Celle-ci a 26 ans, son mari, Gregor, est sur le front russe et elle a quitté Berlin sous les bombes pour se réfugier chez ses beaux-parents : « Je préférais mourir dans un endroit étrange, plutôt que dans ma ville, où je ne n'avais plus personne. »
En alternance avec les scènes de dégustation obligatoire sous la surveillance sévère des SS, Rosella Postorino m'a plongé dans la vie quotidienne du peuple allemand sous le IIIe Reich, à Berlin puis dans ce village où Rosa croyait trouver paix et sécurité. Tout au contraire, voilà « la Berlinoise », comme on l'appelle, prise dans un engrenage mêlant attirance physique, crainte et peur du pire à chaque instant.
Payée pour manger, La goûteuse d'Hitler doit s'y habituer.
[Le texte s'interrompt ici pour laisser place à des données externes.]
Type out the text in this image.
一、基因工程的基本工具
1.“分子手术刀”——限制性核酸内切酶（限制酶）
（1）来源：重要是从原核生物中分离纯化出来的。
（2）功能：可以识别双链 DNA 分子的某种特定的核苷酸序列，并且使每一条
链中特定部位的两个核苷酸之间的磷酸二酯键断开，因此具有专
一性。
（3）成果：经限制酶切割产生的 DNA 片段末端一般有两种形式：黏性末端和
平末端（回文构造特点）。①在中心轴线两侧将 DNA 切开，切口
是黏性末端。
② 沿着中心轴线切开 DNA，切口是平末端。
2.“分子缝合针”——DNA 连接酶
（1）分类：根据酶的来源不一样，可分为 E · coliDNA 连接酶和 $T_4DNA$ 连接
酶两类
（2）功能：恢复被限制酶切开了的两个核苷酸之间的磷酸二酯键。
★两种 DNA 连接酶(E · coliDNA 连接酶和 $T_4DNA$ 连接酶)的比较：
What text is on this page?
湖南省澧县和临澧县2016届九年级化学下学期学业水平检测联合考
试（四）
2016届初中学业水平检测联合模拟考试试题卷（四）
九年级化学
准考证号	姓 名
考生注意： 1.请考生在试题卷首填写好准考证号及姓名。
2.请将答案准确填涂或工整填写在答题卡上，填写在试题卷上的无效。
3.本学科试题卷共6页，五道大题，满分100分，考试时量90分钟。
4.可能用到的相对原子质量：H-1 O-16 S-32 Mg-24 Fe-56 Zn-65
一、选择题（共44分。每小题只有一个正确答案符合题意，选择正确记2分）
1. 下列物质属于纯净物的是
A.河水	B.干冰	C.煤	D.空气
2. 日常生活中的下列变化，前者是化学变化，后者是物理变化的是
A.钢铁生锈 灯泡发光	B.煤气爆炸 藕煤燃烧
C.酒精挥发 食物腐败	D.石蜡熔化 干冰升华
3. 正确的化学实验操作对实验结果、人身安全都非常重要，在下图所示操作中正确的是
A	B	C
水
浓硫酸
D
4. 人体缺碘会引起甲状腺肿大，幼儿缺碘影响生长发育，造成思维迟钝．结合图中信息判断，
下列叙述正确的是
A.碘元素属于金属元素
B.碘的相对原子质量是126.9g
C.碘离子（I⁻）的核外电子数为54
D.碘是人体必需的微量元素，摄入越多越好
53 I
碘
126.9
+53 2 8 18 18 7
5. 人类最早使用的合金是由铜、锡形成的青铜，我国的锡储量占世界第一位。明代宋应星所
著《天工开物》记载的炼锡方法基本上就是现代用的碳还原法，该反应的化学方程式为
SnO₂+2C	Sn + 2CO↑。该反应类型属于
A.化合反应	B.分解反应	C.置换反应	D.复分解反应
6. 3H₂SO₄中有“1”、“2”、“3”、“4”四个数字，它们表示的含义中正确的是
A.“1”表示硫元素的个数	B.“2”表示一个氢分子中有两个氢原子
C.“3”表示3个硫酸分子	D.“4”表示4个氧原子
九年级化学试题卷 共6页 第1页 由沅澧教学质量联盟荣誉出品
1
J'ai aussi fait connaissance avec les autres femmes qui se retrouvent régulièrement dans ce réfectoire. Des affinités se créent mais il y a la jalousie, l'hostilité et des révélations qui m'ont maintenu en haleine.
La relation de Rosa avec le lieutenant Ziegler crée un climat morbide et anxiogène. Elle est aussi attirée, intriguée par Elfriede, femme secrète et dure à qui elle voudrait se confier mais elle doit reconnaître : « Je pensai à nouveau que nous n'avions pas le droit, nous, de parler d'amour. Nous vivions une époque infirme, qui bousculait les certitudes, démembrait les familles, mutilait tout instinct de survie. »
On revient sur les années d'avant-guerre, Dachau ouvert en 1933, les Einsatzgruppen et la Shoah par balles, pour arriver aux journées caniculaires de juillet 1944 et cet attentat fomenté par Stauffenberg contre Hitler. Hélas, il n'atteint pas son but. Hitler est vivant et Rosella confie : « Je pensai à mon père, quand il disait que le nazisme avait dissous la lutte des classes dans la guerre des races. »
Dans cette façon très originale d'aborder l'histoire, Rosella Postorino est allée au fond de l'intime, dans la vie quotidienne des gens au plus près du monstre et de tous ceux qui l'ont aidé, soutenu, montrant un peuple abusé et tant de vies souillées, brisées, sacrifiées… Pourquoi ?
Au cours de ma lecture, j'ai été sensible à la tendresse et à l'émotion bien traduites par l'auteure. J'ai beaucoup aimé sa façon d'écrire sans rien occulter de la vie, mettant en avant tous les sentiments, des plus forts aux plus contradictoires.